The Rolling Stones wrote a song called "Stray Cat Blues" about a man's encounter with a girl who is younger than the age of consent and offers to bring her friend along next time. Another of their songs euphemistically titled "Star Star" tells of a woman who does tricks with private areas of her anatomy, is sought after by everyone and winds up servicing Steve McQueen. This was back in the late sixties/early seventies.

So this sort of music or subject matter is nothing new. I think it's always up to the parents to set boundaries. Kids will always test the boundaries.

I don't listen to a lot of modern music though so I don't know how common this stuff is now.

Big Man said...

KIT
I heard about that video from a partner of mine who is convinced that Jay-Z is in the Illuminati and is corrupting Beyonce. I don't know, I haven't seen the vid.

Shady

I think you're right that risque material has been in music forever. I always get upset when people pretend that modern music has introduced vulgarity, when they used to groove to Clarence Carter's ode to "Strokin'"

But, I think today's musicians, by and large, have lost the art of being subtle. It's one thing to talk about orgies by using codewords and metaphors, it's quite another thing to blatantly discuss how your chick loves clits too. I appreciate art that pushes boundaries, but not when it pushes boundaries just because. There should be a deeper meaning, some attempt at being different and unique. Not the same trite memes in subpar packaging.

Shady_Grady said...

"But, I think today's musicians, by and large, have lost the art of being subtle."

Indeed they have. Some of the older blues/soul or even rock performers could write some lyrics that might not be as explicit but everyone knew what they were talking about. As Howling Wolf sang "The men don't know but the little girls, they understand". =)

Big Man said...

Exactly.

I was just talking about this concept with some friends, about what constitutes art and whatnot. Because these rappers love to call themselves "artists."
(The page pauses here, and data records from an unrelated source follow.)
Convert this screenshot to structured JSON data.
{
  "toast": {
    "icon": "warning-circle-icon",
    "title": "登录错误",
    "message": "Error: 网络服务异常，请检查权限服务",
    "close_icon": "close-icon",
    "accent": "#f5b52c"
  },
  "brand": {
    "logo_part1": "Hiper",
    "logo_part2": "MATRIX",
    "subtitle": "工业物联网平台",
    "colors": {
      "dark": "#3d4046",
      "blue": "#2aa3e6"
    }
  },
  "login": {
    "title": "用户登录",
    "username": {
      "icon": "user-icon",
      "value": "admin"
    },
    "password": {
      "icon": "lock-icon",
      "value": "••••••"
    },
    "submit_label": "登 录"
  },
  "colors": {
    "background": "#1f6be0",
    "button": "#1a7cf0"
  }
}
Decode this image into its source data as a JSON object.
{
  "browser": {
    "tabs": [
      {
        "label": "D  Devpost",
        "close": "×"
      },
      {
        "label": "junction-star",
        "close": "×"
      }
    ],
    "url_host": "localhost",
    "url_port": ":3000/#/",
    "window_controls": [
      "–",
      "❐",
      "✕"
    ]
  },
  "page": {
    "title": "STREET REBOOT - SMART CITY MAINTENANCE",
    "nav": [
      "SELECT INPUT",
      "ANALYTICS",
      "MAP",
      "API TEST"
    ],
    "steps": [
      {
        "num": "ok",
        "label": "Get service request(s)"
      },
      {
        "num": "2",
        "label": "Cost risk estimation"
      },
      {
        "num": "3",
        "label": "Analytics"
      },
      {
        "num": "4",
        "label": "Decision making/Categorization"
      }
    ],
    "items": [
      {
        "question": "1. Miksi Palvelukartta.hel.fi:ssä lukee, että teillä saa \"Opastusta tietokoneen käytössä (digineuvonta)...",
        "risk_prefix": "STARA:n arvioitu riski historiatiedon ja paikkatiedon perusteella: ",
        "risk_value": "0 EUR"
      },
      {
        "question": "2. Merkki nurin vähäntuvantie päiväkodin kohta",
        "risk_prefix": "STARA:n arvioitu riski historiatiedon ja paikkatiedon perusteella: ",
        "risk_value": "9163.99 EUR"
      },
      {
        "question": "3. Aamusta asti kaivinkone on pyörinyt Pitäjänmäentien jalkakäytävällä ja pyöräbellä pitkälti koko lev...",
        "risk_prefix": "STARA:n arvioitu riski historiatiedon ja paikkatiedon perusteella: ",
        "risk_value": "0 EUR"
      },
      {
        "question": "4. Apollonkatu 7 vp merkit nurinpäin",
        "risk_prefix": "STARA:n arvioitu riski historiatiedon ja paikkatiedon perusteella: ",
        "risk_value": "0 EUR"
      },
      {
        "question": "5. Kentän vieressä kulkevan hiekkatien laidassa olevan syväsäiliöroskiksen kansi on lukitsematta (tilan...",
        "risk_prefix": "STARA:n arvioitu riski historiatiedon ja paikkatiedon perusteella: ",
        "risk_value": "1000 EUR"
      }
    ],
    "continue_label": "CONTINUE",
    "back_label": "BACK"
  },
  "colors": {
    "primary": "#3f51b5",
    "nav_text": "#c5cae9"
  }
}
Some of them might be, but a lot of them are to artists what McDonalds is to fine cuisine.

Tiffany said...

Radio is a joke. They play the same annoying songs over and over and over again, till can't take it anymore. When you change the channel they are planning the same tunes in a different order. Not to mention we don't hear rap with lyrics anymore. It's a joke.

Tiffany
http://liferequiresmorechocolate.blogspot.com

ch555x said...

I couldn't place my finger on who sung that song, though it did sound like Usher. I've hit a period where I do turn on the radio as background noise and never full pay attention to what's being said more so than the beats. Still, you do get that vibe flowing, telling you to turn it off...SMH!